For Abeysundra, there is one area where the UK stands out. That’s the idea. “There’s so much knowledge, innovation and that can-do attitude that you don’t see very often in other countries,” she said, pointing to Britain’s pioneering role in the industrial revolution and establishing offshore wind energy.

The UK government identified nuclear power as a key element of the future clean energy workforce in its Clean Energy Jobs Plan, published in October, while its National Roadmap for Nuclear Skills 2024 focuses on apprenticeships, PhDs and upskilling mid-career workers. Industry-led initiatives such as the Energy Skills Passport are also supporting oil and gas workers to develop green skills.
Securing the supply chain
But perhaps the most difficult issue is the supply chain.
Uranium, the fuel for nuclear reactions, is controlled by just four countries, including Russia. Global uranium demand could rise by nearly a third by 2030 and more than double by 2040, according to the World Nuclear Association, further increasing dependence on some countries and increasing pressure on developers.

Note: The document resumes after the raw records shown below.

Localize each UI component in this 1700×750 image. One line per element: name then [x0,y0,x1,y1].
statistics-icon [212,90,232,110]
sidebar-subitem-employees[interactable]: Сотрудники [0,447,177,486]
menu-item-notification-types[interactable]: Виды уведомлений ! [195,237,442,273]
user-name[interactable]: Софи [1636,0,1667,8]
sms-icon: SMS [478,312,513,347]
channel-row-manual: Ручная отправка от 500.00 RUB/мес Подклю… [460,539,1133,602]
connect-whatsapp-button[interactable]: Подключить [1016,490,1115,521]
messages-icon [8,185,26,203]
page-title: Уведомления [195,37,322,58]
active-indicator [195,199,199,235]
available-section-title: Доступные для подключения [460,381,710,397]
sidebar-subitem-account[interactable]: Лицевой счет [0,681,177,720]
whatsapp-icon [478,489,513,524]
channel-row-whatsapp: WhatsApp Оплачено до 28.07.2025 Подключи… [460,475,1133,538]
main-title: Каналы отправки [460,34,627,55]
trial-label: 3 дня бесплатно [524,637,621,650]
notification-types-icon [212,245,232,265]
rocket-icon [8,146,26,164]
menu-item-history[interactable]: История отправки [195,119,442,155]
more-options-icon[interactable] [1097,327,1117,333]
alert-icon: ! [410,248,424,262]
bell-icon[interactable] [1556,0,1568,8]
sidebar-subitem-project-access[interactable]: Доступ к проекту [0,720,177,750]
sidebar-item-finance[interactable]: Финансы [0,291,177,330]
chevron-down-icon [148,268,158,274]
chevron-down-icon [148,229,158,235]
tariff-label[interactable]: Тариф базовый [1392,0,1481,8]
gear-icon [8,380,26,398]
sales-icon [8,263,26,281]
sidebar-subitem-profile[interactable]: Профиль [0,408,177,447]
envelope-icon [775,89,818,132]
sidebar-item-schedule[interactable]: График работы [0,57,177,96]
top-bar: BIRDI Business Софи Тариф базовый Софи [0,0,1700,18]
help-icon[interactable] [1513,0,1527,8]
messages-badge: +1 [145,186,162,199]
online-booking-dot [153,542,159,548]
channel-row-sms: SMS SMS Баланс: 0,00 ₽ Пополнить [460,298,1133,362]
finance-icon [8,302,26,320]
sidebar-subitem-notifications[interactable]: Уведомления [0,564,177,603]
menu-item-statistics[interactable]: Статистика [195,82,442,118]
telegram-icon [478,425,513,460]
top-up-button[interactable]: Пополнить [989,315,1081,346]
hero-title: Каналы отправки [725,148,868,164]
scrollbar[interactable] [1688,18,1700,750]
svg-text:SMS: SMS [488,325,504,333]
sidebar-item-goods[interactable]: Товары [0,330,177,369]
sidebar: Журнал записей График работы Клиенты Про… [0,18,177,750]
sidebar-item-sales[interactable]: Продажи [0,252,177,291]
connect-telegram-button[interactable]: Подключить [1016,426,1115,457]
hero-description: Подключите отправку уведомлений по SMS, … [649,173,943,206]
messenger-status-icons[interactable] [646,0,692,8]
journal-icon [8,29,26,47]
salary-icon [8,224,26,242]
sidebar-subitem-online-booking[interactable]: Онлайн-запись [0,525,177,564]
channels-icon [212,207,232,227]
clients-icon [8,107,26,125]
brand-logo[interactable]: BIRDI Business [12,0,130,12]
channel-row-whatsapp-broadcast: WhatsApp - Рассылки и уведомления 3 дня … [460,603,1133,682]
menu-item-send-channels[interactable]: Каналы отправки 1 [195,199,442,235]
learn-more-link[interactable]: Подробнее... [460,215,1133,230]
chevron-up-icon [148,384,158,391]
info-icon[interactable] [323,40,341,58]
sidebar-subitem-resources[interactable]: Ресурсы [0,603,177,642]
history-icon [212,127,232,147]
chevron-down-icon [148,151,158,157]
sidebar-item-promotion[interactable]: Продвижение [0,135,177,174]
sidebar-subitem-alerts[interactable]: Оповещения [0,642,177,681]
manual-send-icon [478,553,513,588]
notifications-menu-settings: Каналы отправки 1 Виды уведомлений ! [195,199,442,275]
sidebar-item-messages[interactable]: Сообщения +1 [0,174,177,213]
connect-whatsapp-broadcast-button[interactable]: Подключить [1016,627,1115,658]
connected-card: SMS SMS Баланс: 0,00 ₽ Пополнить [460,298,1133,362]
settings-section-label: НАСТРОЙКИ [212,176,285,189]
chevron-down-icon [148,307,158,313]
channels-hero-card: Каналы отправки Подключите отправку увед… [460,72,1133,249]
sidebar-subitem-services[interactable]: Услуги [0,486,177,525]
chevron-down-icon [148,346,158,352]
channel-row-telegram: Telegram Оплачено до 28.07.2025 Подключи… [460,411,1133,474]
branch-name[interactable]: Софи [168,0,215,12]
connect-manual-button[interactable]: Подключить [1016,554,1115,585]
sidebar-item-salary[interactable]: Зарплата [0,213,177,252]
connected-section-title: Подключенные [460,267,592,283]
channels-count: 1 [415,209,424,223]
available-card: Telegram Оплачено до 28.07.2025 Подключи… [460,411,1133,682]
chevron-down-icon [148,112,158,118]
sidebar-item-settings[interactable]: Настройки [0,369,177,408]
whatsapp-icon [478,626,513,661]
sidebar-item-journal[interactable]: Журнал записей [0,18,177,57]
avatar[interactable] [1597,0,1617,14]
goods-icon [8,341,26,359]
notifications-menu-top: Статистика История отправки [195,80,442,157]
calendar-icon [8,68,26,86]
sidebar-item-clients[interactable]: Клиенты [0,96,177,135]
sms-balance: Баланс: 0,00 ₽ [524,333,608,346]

The UK government has earmarked funding to build supply chains and pledged to stop imports of nuclear fuel from Russia by 2028. Fuel for Sizewell C will come from Europe or “Western suppliers,” Cappelli noted.
But for him, it begs the question: How safe is nuclear energy really? “We have to build nuclear power plants, but we also have to build value chains,” Cappelli added.
Nuclear energy requires workers, expertise and funding, but the supply chain is also important, he said. Otherwise, “the same problems we had with gas” would arise, with the UK relying on just one supplier. Uranium is used instead of gas.